OZONE60=進化を続ける同世代の星☆


1961年3月25日に神戸市で生まれたピアニスト、小曽根真が「還暦」(60歳)の誕生日当日、満席のサントリーホールで「60th BIRTHDAY SOLO」ツアーの幕を開けた。私より3歳(厳密には2歳半)年少とはいえ概ね同世代、1983年に22歳の小曽根が米ボストンのバークリー音楽大学を首席卒業、メジャーレーベルのCBS(現ソニーミュージック)と専属契約してデビュー盤「OZONE」を発表したとき、私は入社3年目の駆け出し経済記者だった。「同世代の星」の音楽と躍進をリアルタイムで追いかけるうち、私は音楽担当に転じ、2000年以降はクラシック分野での小曽根の活躍を取材する立場にもなっていた。還暦に先立ち、昨年12月に行った単独インタビューもすでに、当ホームページにアップしている:



2021年3月25日のサントリーホール。小曽根は「還暦チャンチャンコ」を思わせる赤いテールのジャケットをまとい、颯爽と現れた。いつもより明らかに、テンションを上げている。自作からスタンダード、急逝した長年の共演者で先輩のチック・コリアの曲、クラシックまで広範なナンバーに自由自在の即興を交えながら、ひとつの大河ドラマのように描く。クラシック進出に当たり、「大ホールでPA(音響補助)なしにスタインウェイのフルコンサートグランドを弾く」ための奏法改造に長く取り組んできた成果は明らかで、上腕を脱力して肘の内側に力点を置き、手指を自在に動かしながら重厚な低音のフォルテから透明な高音のピアノまで多彩な音を繰り出していく。最近はクラシック専門のピアニストでも過度に合理的、デジタル調の「0」「1」しか出せない(中間の音域と音量で語れない)弾き方で音のニュアンスに乏しく、倍音に注意を払わない演奏が増えるなか、小曽根は関西人のサービス精神や、世界で磨いたプロフェッショナリズムに裏打ちされたトークと一体のパーソナリティー(人柄)をピアノの音に乗せ、確実に聴き手の耳に届ける力量の持ち主だ。倍音の余韻も十分。自身がじっくり耳を傾けているし、その間の沈黙を保つ客席も素晴らしい。
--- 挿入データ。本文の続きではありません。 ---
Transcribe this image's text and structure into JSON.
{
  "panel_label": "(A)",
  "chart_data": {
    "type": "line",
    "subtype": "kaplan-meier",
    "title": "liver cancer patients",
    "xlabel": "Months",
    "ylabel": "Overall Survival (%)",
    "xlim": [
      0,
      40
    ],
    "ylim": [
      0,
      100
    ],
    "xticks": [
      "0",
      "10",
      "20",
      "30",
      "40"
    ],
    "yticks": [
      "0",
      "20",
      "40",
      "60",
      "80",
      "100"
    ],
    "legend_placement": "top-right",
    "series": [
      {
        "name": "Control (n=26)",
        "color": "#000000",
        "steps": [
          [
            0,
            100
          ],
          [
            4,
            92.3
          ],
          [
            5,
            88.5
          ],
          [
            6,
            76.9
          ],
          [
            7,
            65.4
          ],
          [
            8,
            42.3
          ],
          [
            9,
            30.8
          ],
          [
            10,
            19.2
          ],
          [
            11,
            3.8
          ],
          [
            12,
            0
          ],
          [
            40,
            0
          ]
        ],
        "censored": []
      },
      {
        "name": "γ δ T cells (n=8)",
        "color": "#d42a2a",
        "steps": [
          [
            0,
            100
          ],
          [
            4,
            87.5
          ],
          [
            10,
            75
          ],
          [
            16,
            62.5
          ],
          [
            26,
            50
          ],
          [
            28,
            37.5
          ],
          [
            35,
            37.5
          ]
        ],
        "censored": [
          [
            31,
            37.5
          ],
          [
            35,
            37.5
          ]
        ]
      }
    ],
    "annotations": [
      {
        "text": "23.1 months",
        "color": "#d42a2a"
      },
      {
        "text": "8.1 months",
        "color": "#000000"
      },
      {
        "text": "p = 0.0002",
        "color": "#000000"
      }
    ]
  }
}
同じデザインでゴールドのジャケットに着替えての後半は、よりリラックスした雰囲気で会場に集った仲間を紹介したり、ステイホーム期間中に自宅から行ったライヴ配信の意味を振り返ったりしつつ、曲づくりのプロセスの一端も明かした。本来なら多重録音でも困難な合奏作品のソロにも挑み、コロナ禍に生きる人々全てに向けた思いを託した自作でしめた。同世代の星は星のまま一段と輝きを増し、60代の進化&深化をはっきりと予感させた。